Talking up the virtues of research which might lead to innovation, which in turn might help goose productivity, doesn’t win votes. Not like fossil fuel or mining projects that, when constructed and completed, create jobs and put money in government coffers. Research, by contrast, is almost always a long-term investment in very bright people who may or may not produce innovations that can turn into economic gains.

Canadian businesses, with some exceptions, have been weak research performers. As a result, the federal government has developed and financed range of programs for university research. In seizing this unprecedented opportunity to lure brains north, there’s no point starting over. Take the existing programs and grow them – but in addition create a new program specifically designed to bring talent north. And make it a national program rather than have a scattered series of provincial or university initiatives. And lure not just any kind of talent, but talent in the STEM sector – science, technology and medicine, because remembering Canada’s productivity challenge from STEM researchers eventually might come the best bang for the buck.  We already have research programs for humanities scholars and social scientists, although of course those in these fields would say the programs are under-financed. But to govern is to choose, and the government should choose STEM.

How might this kind of research program work? Here’s one way. Choose a trio of former university presidents such as David Naylor (University of Toronto), Indira Samarasekera (University of Alberta), Jacques Fremont (University of Ottawa). Have the universities across Canada submit to this trio their best ideas and the costs for attracting ex-patriate or U.S. talent either for new ventures or enlarging existing ones.

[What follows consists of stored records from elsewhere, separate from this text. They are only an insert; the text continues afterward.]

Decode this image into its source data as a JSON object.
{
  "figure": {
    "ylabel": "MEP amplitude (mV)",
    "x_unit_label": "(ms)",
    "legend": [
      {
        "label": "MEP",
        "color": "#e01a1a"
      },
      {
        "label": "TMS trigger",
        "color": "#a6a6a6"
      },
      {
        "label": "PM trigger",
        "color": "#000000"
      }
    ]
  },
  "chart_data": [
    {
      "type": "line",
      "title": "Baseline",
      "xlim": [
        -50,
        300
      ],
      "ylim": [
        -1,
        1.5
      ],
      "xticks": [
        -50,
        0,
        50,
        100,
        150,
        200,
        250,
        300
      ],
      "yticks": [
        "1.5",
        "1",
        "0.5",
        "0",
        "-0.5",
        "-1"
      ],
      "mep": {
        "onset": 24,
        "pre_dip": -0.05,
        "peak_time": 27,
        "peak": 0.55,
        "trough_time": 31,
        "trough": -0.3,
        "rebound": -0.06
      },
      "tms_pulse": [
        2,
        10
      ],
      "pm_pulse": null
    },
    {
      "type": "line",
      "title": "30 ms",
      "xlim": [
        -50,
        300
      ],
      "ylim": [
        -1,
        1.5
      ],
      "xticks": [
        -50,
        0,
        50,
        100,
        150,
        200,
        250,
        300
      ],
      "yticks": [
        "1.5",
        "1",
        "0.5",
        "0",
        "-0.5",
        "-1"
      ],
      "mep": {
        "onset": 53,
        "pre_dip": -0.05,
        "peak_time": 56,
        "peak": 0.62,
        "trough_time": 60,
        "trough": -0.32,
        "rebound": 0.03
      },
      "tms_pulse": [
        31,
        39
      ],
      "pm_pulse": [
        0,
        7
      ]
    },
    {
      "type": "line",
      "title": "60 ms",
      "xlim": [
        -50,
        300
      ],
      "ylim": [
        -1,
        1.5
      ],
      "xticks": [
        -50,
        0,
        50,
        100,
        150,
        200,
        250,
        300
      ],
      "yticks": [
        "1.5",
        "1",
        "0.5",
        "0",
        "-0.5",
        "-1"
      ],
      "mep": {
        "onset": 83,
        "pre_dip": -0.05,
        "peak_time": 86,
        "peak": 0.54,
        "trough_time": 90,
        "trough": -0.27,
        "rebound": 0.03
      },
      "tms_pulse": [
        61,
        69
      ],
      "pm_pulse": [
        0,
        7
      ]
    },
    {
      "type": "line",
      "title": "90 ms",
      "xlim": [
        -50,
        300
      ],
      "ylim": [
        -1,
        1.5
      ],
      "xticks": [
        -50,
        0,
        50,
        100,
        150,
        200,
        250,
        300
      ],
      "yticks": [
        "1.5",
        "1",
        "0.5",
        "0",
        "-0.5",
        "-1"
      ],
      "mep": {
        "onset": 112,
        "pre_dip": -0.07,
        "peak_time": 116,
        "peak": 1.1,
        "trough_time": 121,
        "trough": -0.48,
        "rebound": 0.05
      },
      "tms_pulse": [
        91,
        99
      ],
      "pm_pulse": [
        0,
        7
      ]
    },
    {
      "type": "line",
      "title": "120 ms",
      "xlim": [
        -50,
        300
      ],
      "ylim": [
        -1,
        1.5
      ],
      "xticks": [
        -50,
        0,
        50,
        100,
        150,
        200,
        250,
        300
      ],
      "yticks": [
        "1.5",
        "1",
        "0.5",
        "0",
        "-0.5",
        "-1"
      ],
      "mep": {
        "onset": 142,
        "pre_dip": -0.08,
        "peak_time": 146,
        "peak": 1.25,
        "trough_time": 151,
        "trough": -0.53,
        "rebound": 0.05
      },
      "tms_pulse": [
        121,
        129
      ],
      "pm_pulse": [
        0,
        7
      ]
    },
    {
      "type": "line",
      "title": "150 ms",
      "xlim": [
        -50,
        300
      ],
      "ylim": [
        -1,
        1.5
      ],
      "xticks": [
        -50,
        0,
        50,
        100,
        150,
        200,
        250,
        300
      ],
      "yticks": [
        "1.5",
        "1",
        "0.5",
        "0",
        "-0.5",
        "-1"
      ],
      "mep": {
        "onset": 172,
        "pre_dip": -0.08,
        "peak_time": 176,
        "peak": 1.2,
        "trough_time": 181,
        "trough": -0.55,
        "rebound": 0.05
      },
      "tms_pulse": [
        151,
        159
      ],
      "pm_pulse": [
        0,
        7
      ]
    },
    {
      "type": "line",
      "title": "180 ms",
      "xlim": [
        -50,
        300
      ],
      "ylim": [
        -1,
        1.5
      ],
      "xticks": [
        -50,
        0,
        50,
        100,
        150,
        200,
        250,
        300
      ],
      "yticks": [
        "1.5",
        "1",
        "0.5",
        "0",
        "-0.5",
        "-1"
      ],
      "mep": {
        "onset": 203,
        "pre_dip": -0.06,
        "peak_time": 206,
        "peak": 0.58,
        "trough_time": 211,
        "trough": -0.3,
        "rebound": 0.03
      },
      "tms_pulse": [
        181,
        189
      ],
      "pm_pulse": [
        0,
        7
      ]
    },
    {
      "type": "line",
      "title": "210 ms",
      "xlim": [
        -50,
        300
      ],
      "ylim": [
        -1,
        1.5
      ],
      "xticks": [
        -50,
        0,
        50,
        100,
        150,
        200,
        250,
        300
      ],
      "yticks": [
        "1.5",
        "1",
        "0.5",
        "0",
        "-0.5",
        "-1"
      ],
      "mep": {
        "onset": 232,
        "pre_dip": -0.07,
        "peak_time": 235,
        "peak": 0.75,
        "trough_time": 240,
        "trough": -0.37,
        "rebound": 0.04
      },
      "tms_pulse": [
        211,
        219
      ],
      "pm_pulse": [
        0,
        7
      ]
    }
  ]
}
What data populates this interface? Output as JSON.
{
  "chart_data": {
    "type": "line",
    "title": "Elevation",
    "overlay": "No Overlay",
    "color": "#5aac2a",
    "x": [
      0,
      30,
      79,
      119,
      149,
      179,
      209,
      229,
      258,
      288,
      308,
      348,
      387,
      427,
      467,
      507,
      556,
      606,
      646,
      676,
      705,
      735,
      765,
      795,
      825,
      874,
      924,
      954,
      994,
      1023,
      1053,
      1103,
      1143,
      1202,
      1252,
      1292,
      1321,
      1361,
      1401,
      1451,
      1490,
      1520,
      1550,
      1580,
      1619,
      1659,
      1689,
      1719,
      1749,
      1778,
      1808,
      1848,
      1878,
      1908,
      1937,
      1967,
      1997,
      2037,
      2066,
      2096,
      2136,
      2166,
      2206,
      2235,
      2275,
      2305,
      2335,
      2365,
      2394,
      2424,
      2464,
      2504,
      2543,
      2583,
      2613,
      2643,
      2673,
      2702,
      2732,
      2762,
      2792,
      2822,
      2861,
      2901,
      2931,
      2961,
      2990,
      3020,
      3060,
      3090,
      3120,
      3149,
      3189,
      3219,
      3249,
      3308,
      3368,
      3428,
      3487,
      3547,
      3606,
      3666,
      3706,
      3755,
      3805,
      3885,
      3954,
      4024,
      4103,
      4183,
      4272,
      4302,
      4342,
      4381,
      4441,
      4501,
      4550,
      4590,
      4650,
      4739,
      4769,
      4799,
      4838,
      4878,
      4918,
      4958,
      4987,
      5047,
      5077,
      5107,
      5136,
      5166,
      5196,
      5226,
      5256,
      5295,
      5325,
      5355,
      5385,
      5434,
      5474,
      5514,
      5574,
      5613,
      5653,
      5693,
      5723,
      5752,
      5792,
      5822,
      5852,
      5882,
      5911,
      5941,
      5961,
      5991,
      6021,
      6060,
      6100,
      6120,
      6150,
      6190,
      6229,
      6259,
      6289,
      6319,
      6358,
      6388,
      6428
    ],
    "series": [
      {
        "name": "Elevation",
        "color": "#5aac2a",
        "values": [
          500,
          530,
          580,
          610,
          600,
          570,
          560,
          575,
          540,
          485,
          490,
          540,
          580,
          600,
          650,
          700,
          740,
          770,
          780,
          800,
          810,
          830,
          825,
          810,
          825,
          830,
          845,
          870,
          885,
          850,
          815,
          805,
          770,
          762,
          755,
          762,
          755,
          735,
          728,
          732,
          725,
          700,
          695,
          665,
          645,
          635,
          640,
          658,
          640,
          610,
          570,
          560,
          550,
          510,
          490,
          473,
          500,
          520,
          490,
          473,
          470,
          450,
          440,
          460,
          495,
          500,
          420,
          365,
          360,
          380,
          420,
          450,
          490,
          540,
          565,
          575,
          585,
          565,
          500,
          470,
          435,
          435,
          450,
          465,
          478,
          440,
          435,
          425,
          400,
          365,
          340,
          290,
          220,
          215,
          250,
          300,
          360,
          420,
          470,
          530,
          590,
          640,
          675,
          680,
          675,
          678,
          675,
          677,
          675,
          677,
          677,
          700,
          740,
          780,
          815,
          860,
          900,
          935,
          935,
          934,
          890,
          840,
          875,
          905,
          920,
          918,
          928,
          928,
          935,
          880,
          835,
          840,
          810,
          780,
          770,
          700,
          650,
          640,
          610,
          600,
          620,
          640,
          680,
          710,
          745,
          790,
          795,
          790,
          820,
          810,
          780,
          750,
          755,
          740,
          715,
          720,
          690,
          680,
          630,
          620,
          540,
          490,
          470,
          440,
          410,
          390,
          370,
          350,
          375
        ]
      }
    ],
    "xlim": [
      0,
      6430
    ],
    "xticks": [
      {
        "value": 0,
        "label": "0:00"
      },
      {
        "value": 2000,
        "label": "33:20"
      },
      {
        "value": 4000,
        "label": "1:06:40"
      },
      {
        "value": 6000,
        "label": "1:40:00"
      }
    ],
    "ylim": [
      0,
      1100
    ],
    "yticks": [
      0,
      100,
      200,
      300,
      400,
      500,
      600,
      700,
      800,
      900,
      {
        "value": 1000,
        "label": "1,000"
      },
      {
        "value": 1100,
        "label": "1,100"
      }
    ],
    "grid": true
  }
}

Let the existing Canadian Foundation for Innovation be the clearing house for applications in this competition and offer advice to the trio of outside experts. But let the trio decide which projects and people to fund – not the cabinet!

Cabinet ministers generally know nothing about research. What they understand is politics. Put money in front of them and within minutes they will be apportioning it among regions, provinces and cities, spreading money around for political purposes, thereby diluting the purpose of the program. They won’t easily face the obvious fact that the recruited researchers will not gravitate to small universities or second- or third-rate ones. They will go to universities with size, already proven research capacities and medical schools.

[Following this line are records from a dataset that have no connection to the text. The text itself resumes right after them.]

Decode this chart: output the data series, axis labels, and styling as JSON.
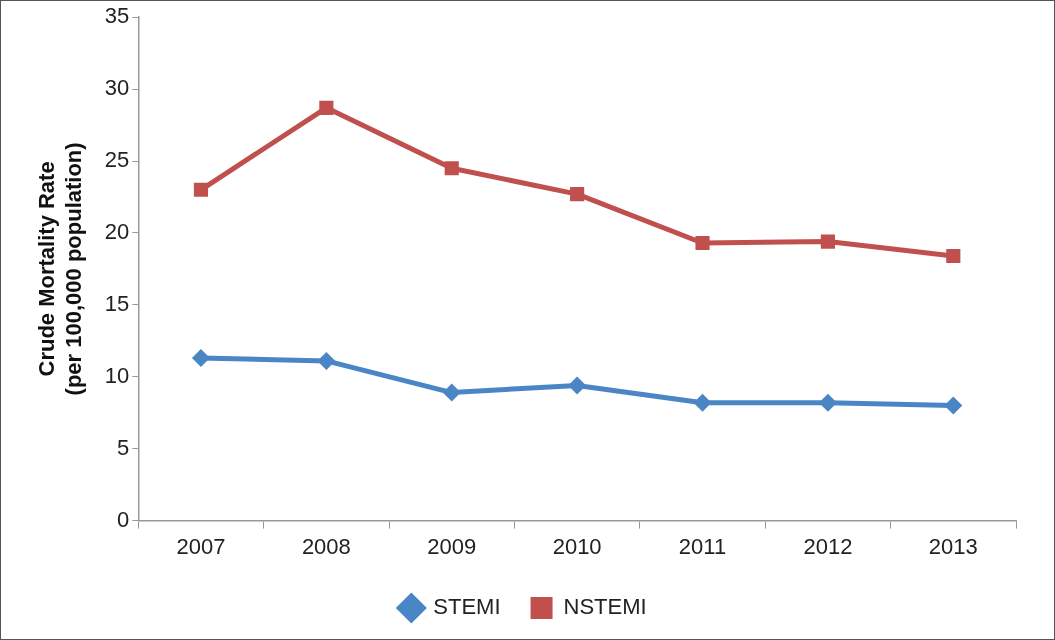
{
  "chart_data": {
    "type": "line",
    "ylabel": "Crude Mortality Rate\n(per 100,000 population)",
    "categories": [
      "2007",
      "2008",
      "2009",
      "2010",
      "2011",
      "2012",
      "2013"
    ],
    "series": [
      {
        "name": "STEMI",
        "color": "#4a86c5",
        "marker": "diamond",
        "values": [
          11.3,
          11.1,
          8.9,
          9.4,
          8.2,
          8.2,
          8.0
        ]
      },
      {
        "name": "NSTEMI",
        "color": "#c0504d",
        "marker": "square",
        "values": [
          23.0,
          28.7,
          24.5,
          22.7,
          19.3,
          19.4,
          18.4
        ]
      }
    ],
    "ylim": [
      0,
      35
    ],
    "yticks": [
      0,
      5,
      10,
      15,
      20,
      25,
      30,
      35
    ],
    "grid": false,
    "legend": "bottom",
    "line_style": "solid"
  }
}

Where, pray tell, will new money come from for this “brain gain” initiative? The answer: to govern is to choose. In the Liberal platform, as in many platforms, there were vote-getting, short-term promises of little long-term benefit, especially plans to tackle Canada’s chronic productivity challenge. The promise to spend $150-million on CBC/Radio Canada. What would that do for productivity? Nothing. Forget about it. The one-per cent income tax cut for low- and moderate=income people?  Bad economics and a political bribe. The Parliament Budget Office estimates this promise will cost $28-billion in the next five years, starting with $4.2-billion in year one. Lower the threshold for the tax cut and invest perhaps $400-$500-million in research -- in other words, for long-term gain.

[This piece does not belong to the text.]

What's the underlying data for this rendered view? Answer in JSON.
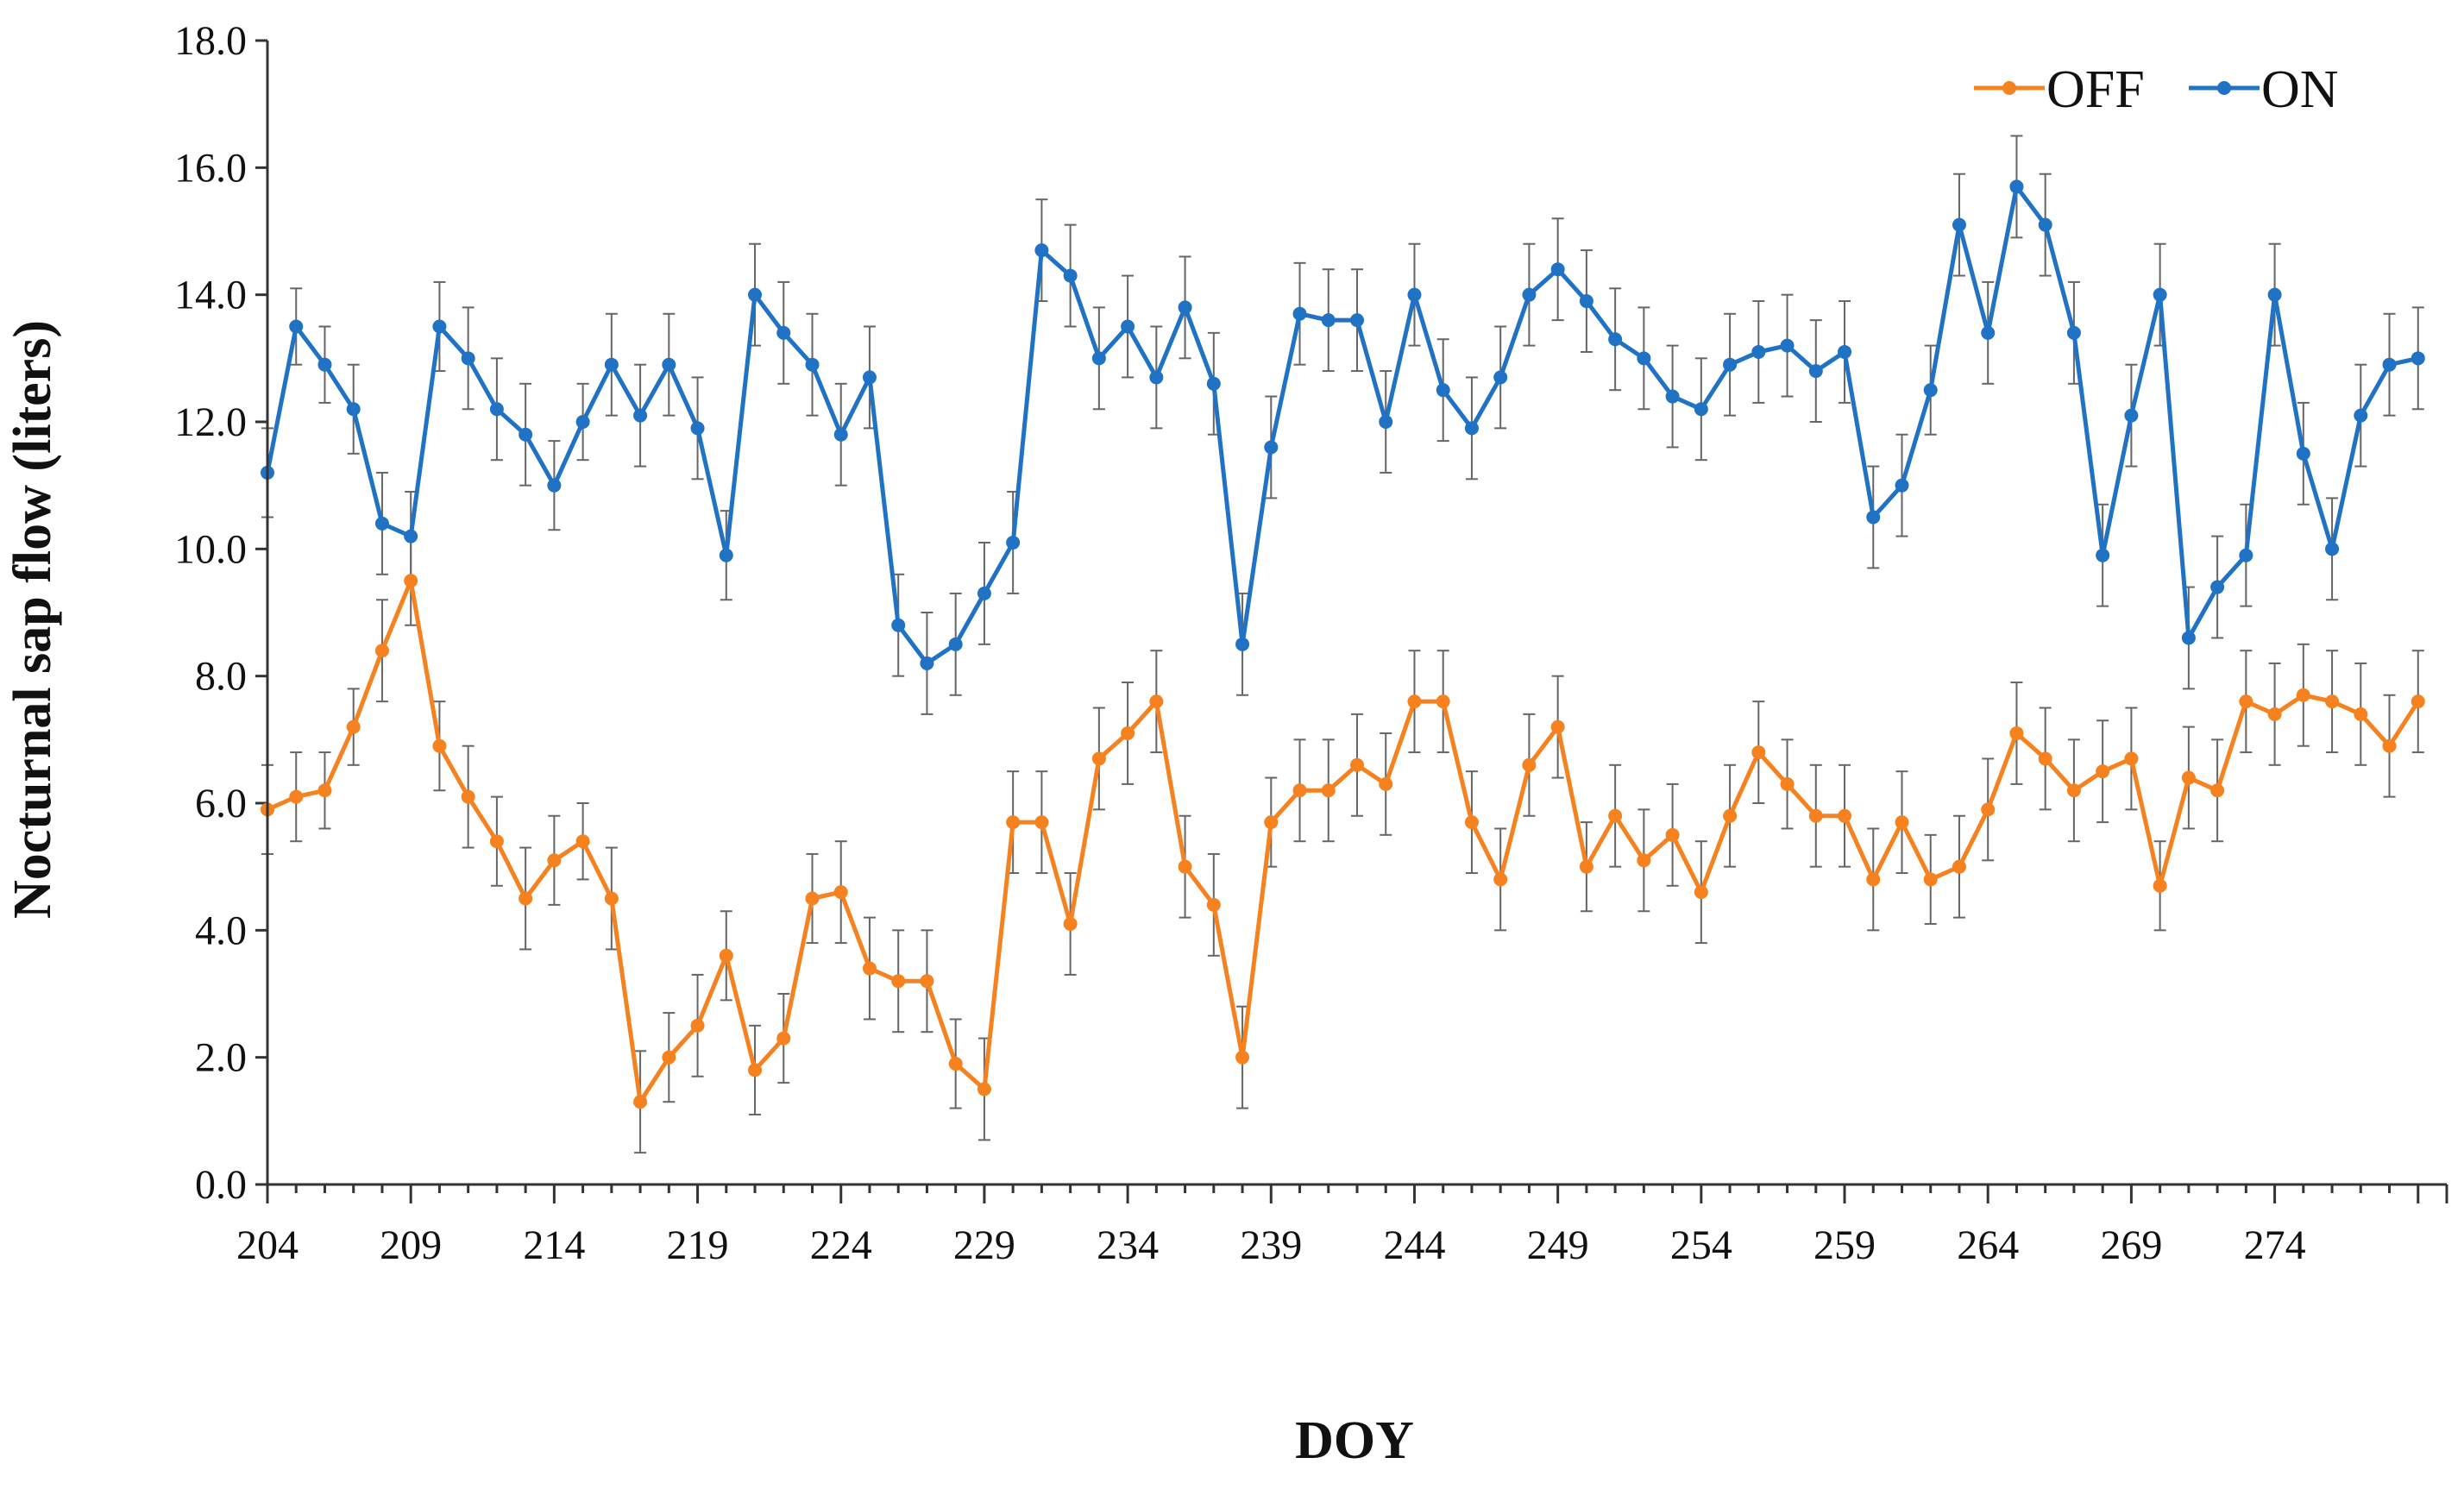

Sensible decisions by whatever method for augmenting research capabilities will take time. Time to prepare proposals, attract talent, properly cost initiatives, give to those who decide which projects and people to favour. But we can’t wait too long. Other countries are hunting for U.S. talent. 

A competition is unfolding courtesy of Trump’s vengeful attacks on science, elites and knowledge. In the November, 2026 mid-term elections, the MAGA Party – the accurate name for what was once the Republican Party -- might lose its slim majority in the House of Representatives, thereby putting a modest brake on Trumpian madness. Act, therefore, with all deliberate haste, yes. But make the brain gain of Canadian ex-patriate and disillusioned American researchers happen.